Un delle cose che mi colpiva del rapporto è il dato relativo al titolo di studio. Si evidenziava infatti che in Italia c’è un basso livello di istruzione e che questa è una delle prime cause di povertà…

Il 70% delle persone che si rivolgono alla Caritas non ha conseguito il diploma di medie-superiori. Molti sono analfabeti e molti sono quelli che non hanno alcun titolo di studio. Il dato allarmante è che in questa percentuale, non ci sono solo anziani, ma anche i giovani tra i 18 e 34 anni. In questo senso l’Italia è un Paese con forti contraddizioni: siamo primi in Europa per numero di Neet, giovani che non studiano e non lavorano, e penultimi per incidenza di laureati subito prima della Romania, con un capitale formativo molto basso.

Leggi anche: Neet, giovani che non studiano e non lavorano

Cosa chiedono i giovani alla Caritas?

Orientamento, formazione professionale, corsi di specializzazione. In questo senso la Caritas cerca di metterli in collegamento con gli enti di formazione.

Ma in Italia non c’erano alcune delle università più prestigiose di Europa? Come sono possibili indici di questo tipo?

Indubbiamente la difficoltà di inserimento dei laureati crea una certa sfiducia. Abbiamo un tasso di iscrizione all’università lievemente più basso rispetto agli anni precedenti. Alcuni corsi di laurea non hanno sbocchi professionali immediati per cui ecco spiegati fenomeni come la fuga dei cervelli. Tuttavia possiamo dire che i casi di povertà assoluta tra i laureati sono molto meno frequenti rispetto a coloro che hanno titoli di istruzione più bassi o nessun titolo. Per certi versi lo studio premia ancora.

Come si fa a contrastare questa situazione di povertà?
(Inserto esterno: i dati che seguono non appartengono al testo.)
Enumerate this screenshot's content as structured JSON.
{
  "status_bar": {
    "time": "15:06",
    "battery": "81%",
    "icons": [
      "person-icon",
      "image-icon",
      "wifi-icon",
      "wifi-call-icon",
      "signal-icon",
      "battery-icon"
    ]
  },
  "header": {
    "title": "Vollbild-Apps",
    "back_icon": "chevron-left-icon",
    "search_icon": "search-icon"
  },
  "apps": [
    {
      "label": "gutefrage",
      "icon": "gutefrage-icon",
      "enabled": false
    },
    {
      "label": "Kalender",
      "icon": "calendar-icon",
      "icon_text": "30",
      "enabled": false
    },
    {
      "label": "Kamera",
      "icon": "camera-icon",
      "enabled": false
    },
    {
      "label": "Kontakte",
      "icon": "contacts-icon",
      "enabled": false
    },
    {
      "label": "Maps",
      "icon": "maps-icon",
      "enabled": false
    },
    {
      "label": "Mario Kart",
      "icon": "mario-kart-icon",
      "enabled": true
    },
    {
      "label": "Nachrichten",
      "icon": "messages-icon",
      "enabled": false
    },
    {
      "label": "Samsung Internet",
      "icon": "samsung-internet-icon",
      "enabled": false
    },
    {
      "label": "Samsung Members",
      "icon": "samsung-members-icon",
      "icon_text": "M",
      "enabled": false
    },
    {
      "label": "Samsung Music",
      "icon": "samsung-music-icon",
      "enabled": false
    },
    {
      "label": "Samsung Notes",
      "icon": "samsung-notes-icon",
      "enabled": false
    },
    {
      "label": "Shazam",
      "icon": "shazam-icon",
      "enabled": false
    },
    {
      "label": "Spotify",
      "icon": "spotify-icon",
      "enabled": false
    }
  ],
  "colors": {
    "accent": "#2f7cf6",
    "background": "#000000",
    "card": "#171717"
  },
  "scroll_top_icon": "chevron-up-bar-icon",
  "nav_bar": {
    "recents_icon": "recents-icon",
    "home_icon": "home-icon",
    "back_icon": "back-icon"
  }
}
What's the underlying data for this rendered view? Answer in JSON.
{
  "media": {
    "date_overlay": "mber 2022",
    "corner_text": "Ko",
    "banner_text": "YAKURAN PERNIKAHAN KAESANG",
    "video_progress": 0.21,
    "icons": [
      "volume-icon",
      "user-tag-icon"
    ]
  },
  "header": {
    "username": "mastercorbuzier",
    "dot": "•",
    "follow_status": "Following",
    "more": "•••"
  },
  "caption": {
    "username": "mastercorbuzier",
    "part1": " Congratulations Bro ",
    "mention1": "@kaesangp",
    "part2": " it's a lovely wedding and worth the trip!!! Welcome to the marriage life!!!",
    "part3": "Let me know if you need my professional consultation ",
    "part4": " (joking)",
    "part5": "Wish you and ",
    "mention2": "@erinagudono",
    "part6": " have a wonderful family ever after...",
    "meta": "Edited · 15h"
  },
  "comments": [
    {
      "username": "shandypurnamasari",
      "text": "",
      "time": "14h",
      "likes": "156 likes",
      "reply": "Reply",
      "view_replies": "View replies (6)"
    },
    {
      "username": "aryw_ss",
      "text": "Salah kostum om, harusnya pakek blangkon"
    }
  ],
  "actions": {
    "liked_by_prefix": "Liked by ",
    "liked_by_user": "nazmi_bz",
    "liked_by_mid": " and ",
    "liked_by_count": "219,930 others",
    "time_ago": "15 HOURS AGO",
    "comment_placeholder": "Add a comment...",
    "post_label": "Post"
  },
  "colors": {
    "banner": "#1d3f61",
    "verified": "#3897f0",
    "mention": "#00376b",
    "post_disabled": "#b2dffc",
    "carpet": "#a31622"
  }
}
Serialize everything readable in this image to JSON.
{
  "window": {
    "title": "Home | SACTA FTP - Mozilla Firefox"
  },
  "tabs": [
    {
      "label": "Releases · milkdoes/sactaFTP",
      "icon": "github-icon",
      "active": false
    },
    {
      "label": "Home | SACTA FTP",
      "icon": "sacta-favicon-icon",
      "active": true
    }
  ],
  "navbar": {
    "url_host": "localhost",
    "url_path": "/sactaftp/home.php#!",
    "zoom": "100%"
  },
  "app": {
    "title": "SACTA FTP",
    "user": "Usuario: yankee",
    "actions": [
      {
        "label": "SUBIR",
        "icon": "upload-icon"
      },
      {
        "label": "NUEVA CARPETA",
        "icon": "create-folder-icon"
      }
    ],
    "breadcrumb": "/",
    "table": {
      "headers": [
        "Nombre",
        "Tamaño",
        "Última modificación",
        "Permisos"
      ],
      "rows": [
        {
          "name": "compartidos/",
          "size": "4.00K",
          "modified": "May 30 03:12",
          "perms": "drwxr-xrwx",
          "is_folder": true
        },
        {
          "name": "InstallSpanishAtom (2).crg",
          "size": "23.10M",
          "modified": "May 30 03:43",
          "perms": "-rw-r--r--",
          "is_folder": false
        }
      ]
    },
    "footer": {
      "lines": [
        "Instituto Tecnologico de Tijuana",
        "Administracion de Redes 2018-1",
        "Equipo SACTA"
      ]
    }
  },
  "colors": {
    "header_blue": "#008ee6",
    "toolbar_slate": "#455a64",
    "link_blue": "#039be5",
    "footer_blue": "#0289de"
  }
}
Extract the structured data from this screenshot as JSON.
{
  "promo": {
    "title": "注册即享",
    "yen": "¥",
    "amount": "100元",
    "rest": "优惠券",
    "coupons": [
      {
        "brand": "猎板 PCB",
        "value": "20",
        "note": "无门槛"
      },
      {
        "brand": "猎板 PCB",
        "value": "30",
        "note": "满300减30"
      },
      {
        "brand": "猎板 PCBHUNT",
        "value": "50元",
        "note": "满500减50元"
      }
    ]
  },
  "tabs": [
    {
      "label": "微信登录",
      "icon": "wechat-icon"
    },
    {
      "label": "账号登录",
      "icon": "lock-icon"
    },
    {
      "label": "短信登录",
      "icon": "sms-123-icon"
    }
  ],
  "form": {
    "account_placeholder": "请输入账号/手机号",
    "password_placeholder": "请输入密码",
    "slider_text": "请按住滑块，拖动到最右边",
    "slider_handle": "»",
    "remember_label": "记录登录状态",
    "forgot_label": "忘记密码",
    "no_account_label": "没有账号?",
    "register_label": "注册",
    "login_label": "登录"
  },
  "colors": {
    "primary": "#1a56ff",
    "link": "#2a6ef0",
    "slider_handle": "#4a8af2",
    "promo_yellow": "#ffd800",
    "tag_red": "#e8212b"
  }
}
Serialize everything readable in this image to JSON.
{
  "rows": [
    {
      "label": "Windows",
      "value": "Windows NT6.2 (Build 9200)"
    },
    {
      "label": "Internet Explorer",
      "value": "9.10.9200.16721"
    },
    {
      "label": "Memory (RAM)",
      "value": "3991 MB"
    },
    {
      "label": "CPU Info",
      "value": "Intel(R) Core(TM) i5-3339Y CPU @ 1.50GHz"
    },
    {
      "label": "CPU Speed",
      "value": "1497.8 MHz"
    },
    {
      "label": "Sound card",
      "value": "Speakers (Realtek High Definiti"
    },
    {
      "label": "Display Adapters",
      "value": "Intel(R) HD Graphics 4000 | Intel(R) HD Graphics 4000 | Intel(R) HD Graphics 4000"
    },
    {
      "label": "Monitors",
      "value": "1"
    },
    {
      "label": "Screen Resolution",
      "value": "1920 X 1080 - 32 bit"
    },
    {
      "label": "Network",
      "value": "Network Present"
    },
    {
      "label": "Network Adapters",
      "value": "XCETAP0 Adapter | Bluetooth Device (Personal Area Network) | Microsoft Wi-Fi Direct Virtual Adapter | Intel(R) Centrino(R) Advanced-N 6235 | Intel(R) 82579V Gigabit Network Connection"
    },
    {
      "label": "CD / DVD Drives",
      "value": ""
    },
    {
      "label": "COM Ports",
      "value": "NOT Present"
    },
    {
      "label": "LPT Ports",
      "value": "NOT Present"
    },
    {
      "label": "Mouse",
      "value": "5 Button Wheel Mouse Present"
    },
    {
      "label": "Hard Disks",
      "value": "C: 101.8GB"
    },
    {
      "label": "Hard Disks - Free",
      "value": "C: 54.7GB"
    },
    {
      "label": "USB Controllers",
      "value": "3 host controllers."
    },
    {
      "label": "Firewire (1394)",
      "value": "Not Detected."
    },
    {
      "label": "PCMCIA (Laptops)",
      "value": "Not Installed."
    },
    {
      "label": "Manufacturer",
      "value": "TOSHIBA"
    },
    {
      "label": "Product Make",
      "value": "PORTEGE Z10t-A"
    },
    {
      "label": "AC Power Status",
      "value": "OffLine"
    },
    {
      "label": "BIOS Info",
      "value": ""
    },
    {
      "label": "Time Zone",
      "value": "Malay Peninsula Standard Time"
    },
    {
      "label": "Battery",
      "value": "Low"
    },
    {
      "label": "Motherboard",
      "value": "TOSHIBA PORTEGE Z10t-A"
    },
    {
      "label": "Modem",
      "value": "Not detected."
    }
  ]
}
Una misura importante è stata introdotta con il reddito di inclusione, che in questo momento riguarda circa il 40% delle persone in povertà assoluta. Il reddito di cittadinanza potrebbe essere una cosa positiva ma è molto legato ai centri per l’impiego. L’esperienza ci dice che la povertà oggi non è più quella tradizionale, ma assume vari volti e varie forme. Una soluzione univoca? È un’utopia. Bisognerebbe ripartire forse dal rivalutare il valore sociale, economico e valoriale della famiglia.